Did current models overcome the 10:10 bias?
I'm pretty sure that only Gemini made it. Other models did not meet the 'each tentacle covered' criteria.
Is also pretty obvious that the models have some built in prompt system rules that makes the final output a certain style. They seem very consistent
It also looks like 40 has the temperature turned way down, to ensure max adherence, while midjourney etc seem to have higher temperature.more interesting end results, flourishing, complex Materials and backgrounds
Also what's with 4o's sepia tones. Post editing in the gen workflows?
I don't believe any of these just generate the image though, there's likely several steps in each workflows to present the final images outputted to the user in the absolute best light.
The other stuff is text to image (not editing)
If this one were shown in a US work environment, I might say a collegial something privately to the person, about it not seeming the most work-appropriate.
The title of this article is "image editing showdown", but the subject is actually prompt adherence in image generation from prompting.

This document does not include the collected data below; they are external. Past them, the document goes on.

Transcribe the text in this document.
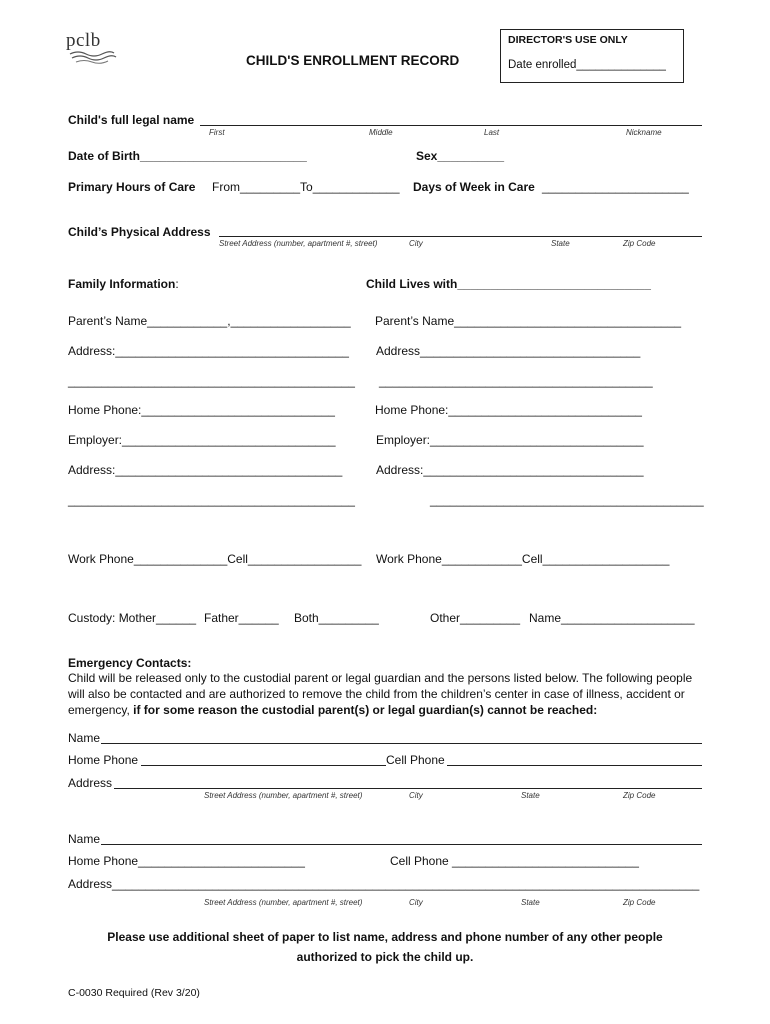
pclb
CHILD'S ENROLLMENT RECORD
DIRECTOR'S USE ONLY
Date enrolled______________
Child's full legal name
First	Middle	Last	Nickname
Date of Birth_________________________	Sex__________
Primary Hours of Care From_________To_____________ Days of Week in Care ______________________
Child’s Physical Address
Street Address (number, apartment #, street)	City	State	Zip Code
Family Information:	Child Lives with_____________________________
Parent’s Name____________,__________________ Parent’s Name__________________________________
Address:___________________________________ Address_________________________________
___________________________________________ _________________________________________
Home Phone:_____________________________	Home Phone:_____________________________
Employer:________________________________	Employer:________________________________
Address:__________________________________	Address:_________________________________
___________________________________________	_________________________________________
Work Phone______________Cell_________________ Work Phone____________Cell___________________
Custody: Mother______ Father______ Both_________	Other_________ Name____________________
Emergency Contacts:
Child will be released only to the custodial parent or legal guardian and the persons listed below. The following people will also be contacted and are authorized to remove the child from the children’s center in case of illness, accident or emergency, if for some reason the custodial parent(s) or legal guardian(s) cannot be reached:
Name
Home Phone	Cell Phone
Address
Street Address (number, apartment #, street)	City	State	Zip Code
Name
Home Phone_________________________	Cell Phone ____________________________
Address________________________________________________________________________________________
Street Address (number, apartment #, street)	City	State	Zip Code
Please use additional sheet of paper to list name, address and phone number of any other people
authorized to pick the child up.
C-0030 Required (Rev 3/20)
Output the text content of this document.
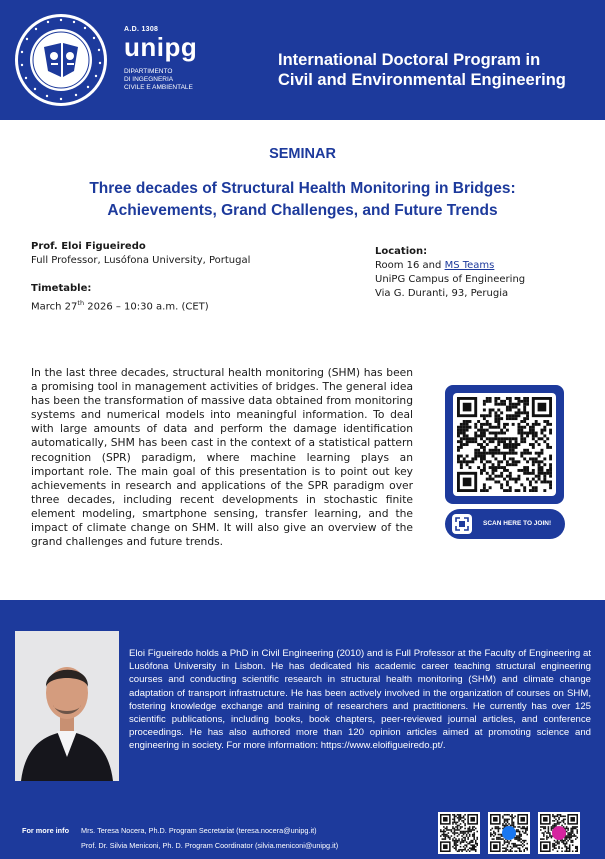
A.D. 1308
unipg
DIPARTIMENTO
DI INGEGNERIA
CIVILE E AMBIENTALE
International Doctoral Program in
Civil and Environmental Engineering
SEMINAR
Three decades of Structural Health Monitoring in Bridges:
Achievements, Grand Challenges, and Future Trends
Prof. Eloi Figueiredo
Full Professor, Lusófona University, Portugal
Timetable:
March 27th 2026 – 10:30 a.m. (CET)
Location:
Room 16 and MS Teams
UniPG Campus of Engineering
Via G. Duranti, 93, Perugia
In the last three decades, structural health monitoring (SHM) has been a promising tool in management activities of bridges. The general idea has been the transformation of massive data obtained from monitoring systems and numerical models into meaningful information. To deal with large amounts of data and perform the damage identification automatically, SHM has been cast in the context of a statistical pattern recognition (SPR) paradigm, where machine learning plays an important role. The main goal of this presentation is to point out key achievements in research and applications of the SPR paradigm over three decades, including recent developments in stochastic finite element modeling, smartphone sensing, transfer learning, and the impact of climate change on SHM. It will also give an overview of the grand challenges and future trends.
SCAN HERE TO JOIN!
Eloi Figueiredo holds a PhD in Civil Engineering (2010) and is Full Professor at the Faculty of Engineering at Lusófona University in Lisbon. He has dedicated his academic career teaching structural engineering courses and conducting scientific research in structural health monitoring (SHM) and climate change adaptation of transport infrastructure. He has been actively involved in the organization of courses on SHM, fostering knowledge exchange and training of researchers and practitioners. He currently has over 125 scientific publications, including books, book chapters, peer-reviewed journal articles, and conference proceedings. He has also authored more than 120 opinion articles aimed at promoting science and engineering in society. For more information: https://www.eloifigueiredo.pt/.
For more info Mrs. Teresa Nocera, Ph.D. Program Secretariat (teresa.nocera@unipg.it)
Prof. Dr. Silvia Meniconi, Ph. D. Program Coordinator (silvia.meniconi@unipg.it)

Midjourney and Flux Dev aren't image editing models. (Midjourney is an aesthetically pleasing image generation model with low prompt adherence.)
Image editing is a task distinct from image generation. Image editing models include Nano Banana (Gemini Flash), Flux Kontext, and a handful of others. gpt-image-1 sort of counts, though it changes the global image pixels such that it isn't 1:1 with the input.
Edit: Dang, can you please fix this? Someone else posted the actual link, and it's far more interesting than the linked article:
https://genai-showdown.specr.net/image-editing
This article is great.
isoprophlex•34m ago
I don't fully understand the iterative methodology tho - they allow multiple attempts, which are judged by another multimodal llm? Won't they have limited accuracy in itself?